Quando contei a ideia do blog aos colegas de república de meu amigo MP, fui perguntado se Caetano estava nos planos do 365 Canções Brasileiras.

Óbvio que sim; menos óbvia teria que ser a escolha: qual canção? Caetano escreveu muitas e toda a sua obra já foi bem dissecada. Por exemplo, pensei em trazer “Terra” ou “Fora Da Ordem”, ilustrando minhas considerações com a análise que Luiz Tatit faz dessas obras em Elos de melodia e letra: análise semiótica de seis canções. E pensei em outras mais: “Trem Das Cores”, “Sampa”, “Triste Bahia”, “Maria Bethânia”, “Tigresa”… e todas soaram óbvias demais, desnecessárias aqui.

Foi quando me flagrei escutando Cê (2006), disco que, à época de seu lançamento, fora saudado como uma arriscada incursão de Caê na seara do rock. Não o rock pasteurizado que contaminara canções como “Podres Poderes” e “Eclipse Oculto” e outras mais do compositor baiano. Um rock guitarreiro, ligeiro, direto…

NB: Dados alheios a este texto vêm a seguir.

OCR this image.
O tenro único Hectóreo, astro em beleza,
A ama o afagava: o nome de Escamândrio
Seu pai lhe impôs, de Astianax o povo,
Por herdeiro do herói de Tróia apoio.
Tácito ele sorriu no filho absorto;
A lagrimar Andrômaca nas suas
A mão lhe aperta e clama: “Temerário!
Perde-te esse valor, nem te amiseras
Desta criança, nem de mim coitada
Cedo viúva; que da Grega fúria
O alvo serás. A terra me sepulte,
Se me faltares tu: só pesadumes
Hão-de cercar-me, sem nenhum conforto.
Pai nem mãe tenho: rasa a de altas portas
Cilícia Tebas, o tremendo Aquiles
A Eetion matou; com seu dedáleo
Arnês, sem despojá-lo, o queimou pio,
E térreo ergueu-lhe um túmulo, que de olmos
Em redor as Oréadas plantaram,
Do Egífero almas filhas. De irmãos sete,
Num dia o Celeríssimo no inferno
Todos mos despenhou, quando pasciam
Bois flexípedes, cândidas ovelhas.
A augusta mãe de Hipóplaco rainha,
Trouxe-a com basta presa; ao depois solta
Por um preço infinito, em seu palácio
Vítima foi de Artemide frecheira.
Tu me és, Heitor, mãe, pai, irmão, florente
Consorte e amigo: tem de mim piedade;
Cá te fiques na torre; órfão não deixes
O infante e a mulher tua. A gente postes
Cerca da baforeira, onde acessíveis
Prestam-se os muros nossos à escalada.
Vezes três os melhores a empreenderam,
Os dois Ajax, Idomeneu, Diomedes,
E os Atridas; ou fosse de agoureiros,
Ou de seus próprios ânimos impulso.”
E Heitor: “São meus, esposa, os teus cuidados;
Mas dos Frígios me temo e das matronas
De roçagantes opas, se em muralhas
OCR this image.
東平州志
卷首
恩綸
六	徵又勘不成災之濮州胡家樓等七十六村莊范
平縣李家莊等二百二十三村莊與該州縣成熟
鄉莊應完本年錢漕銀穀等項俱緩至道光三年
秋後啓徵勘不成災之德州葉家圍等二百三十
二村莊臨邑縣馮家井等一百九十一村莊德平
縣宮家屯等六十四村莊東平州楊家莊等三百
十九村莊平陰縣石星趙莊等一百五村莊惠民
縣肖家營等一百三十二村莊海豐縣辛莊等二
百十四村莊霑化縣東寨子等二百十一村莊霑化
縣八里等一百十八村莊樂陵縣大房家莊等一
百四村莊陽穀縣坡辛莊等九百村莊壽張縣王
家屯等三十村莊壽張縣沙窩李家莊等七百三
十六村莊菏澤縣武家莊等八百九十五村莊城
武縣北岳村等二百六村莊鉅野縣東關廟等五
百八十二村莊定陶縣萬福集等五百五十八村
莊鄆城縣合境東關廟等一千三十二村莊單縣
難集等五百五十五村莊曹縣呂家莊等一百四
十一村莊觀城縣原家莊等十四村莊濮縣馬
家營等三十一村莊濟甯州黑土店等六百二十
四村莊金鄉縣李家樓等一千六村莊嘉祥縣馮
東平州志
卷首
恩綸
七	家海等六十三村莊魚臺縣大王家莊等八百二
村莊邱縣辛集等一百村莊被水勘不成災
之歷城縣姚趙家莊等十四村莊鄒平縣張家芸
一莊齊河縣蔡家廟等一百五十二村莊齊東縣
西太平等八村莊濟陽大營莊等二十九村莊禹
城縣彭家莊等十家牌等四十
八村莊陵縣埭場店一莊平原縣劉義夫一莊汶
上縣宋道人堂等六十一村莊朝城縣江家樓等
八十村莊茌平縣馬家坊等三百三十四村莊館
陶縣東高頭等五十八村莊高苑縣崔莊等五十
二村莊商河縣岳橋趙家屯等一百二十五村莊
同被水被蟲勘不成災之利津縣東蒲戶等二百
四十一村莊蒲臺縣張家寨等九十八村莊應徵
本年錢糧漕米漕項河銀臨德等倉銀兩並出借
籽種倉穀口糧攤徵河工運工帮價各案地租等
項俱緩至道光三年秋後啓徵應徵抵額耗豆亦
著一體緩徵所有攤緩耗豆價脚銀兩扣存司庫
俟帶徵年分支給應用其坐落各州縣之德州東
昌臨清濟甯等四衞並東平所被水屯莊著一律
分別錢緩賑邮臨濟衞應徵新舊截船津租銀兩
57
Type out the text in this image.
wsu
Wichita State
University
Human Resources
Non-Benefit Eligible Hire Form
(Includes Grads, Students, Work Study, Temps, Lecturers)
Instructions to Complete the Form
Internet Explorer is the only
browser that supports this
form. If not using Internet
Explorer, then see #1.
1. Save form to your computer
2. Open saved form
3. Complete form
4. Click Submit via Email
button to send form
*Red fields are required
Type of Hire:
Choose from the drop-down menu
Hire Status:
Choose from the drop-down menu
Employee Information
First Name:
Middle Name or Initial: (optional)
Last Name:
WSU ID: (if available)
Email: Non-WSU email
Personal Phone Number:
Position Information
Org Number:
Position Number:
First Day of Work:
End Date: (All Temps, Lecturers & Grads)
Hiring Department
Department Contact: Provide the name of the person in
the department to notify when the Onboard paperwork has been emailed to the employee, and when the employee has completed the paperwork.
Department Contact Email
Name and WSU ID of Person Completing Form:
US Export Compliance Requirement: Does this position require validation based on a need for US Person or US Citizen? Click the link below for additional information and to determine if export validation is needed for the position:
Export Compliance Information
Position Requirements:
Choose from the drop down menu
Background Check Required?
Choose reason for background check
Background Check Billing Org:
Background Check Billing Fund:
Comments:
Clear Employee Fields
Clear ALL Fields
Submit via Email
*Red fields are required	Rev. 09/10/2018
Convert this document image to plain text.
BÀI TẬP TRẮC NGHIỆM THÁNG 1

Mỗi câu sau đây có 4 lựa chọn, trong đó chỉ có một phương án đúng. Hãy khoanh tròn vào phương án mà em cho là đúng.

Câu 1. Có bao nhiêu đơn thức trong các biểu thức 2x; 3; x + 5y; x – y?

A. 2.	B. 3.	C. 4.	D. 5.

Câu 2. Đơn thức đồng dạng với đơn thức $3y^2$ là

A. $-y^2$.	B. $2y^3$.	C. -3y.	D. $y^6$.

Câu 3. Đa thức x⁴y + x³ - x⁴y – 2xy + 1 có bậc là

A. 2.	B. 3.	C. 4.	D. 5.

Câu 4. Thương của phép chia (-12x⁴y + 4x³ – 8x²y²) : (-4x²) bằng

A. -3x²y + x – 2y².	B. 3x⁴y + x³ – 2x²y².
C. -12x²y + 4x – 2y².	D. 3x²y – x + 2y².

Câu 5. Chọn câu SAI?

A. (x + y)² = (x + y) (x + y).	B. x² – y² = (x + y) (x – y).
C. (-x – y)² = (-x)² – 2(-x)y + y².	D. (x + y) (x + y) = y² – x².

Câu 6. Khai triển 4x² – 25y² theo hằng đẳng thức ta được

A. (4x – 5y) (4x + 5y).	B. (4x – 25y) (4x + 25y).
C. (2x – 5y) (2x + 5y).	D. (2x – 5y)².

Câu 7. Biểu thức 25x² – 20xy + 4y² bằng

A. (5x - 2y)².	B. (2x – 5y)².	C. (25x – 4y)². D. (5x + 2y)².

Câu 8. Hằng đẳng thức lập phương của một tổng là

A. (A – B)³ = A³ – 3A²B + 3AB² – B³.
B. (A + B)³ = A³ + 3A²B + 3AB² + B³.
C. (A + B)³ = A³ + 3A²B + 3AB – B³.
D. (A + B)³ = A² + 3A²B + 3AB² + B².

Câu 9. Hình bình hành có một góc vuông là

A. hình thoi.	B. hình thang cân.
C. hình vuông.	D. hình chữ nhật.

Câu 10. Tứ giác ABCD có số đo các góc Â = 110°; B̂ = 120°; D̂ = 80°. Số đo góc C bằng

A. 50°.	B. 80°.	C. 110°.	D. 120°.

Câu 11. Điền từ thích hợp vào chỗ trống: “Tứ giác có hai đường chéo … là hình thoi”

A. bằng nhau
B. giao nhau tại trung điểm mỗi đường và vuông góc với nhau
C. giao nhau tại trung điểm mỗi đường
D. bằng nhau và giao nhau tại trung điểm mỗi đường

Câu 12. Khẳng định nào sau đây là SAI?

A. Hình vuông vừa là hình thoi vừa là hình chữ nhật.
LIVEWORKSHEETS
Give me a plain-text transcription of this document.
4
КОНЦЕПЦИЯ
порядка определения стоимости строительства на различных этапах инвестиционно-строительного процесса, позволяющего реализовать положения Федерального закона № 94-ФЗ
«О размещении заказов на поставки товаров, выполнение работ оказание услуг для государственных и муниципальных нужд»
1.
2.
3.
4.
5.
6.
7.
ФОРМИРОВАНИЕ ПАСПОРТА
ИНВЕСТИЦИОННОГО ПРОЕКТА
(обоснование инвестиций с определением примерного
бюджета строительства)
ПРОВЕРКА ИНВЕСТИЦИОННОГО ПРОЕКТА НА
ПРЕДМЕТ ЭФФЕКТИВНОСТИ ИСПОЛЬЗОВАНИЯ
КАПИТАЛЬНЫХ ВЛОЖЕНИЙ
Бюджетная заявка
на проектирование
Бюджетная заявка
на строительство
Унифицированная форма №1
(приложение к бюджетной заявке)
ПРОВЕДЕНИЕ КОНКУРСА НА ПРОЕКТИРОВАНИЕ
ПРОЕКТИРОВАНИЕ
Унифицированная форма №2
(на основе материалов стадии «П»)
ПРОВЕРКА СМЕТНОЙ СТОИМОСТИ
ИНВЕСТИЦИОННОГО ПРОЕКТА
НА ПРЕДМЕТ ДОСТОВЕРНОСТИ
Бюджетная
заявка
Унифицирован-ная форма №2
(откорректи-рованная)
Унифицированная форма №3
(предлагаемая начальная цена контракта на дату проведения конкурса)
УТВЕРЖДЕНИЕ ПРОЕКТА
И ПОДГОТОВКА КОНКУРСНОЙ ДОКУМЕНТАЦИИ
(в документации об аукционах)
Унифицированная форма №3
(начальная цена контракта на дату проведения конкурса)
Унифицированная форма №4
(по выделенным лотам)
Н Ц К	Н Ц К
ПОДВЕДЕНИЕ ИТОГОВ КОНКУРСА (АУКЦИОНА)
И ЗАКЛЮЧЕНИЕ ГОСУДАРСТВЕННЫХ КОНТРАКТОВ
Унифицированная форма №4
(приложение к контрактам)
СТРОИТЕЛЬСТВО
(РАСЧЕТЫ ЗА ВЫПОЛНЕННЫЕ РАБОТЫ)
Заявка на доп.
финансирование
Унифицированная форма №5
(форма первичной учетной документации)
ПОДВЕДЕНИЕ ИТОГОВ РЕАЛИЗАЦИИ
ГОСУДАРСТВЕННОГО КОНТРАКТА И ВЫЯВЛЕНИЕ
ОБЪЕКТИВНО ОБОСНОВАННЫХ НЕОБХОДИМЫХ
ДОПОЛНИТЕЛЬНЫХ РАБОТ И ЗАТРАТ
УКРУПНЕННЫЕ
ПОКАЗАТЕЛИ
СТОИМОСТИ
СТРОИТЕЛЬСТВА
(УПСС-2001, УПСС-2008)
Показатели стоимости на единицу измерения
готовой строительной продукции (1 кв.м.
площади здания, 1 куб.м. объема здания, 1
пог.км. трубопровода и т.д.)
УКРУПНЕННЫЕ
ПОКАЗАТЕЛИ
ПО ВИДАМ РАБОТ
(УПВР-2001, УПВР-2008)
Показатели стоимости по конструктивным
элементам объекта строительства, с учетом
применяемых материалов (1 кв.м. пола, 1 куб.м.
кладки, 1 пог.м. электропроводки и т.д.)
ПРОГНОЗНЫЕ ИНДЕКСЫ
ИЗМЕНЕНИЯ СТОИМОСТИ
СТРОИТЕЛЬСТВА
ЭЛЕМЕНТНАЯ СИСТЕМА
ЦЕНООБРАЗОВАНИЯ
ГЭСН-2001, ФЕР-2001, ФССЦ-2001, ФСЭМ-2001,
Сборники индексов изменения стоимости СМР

A verdade é que  não é bem isso. É um disco de Caetano, tocado por um competente trio baixo-bateria-guitarra. Sim, os timbres lembram o indie rock que se popularizava (contraditoriamente!) em meados dos anos 2000; é nítida também a influência de Pixies e mesmo dos Titãs de Tudo ao mesmo tempo agora (1991) – aliás, “Odeio”, um dos destaques do álbum, chupou sua introdução diretamente da versão ao vivo de “O Pulso”, uma das canções de Õ blésq blom (1989) que antecipava a temática literalmente visceral desse renegado disco titânico. E apesar de ser iniciado com os versos “Você nem vai me reconhecer / Quando eu passar por você” (“Outro”), o disco é sim puro Caetano. (Enfim, não vim aqui fazer uma resenha da obra – existem ótimas por aí, como a de Marcelo Costa).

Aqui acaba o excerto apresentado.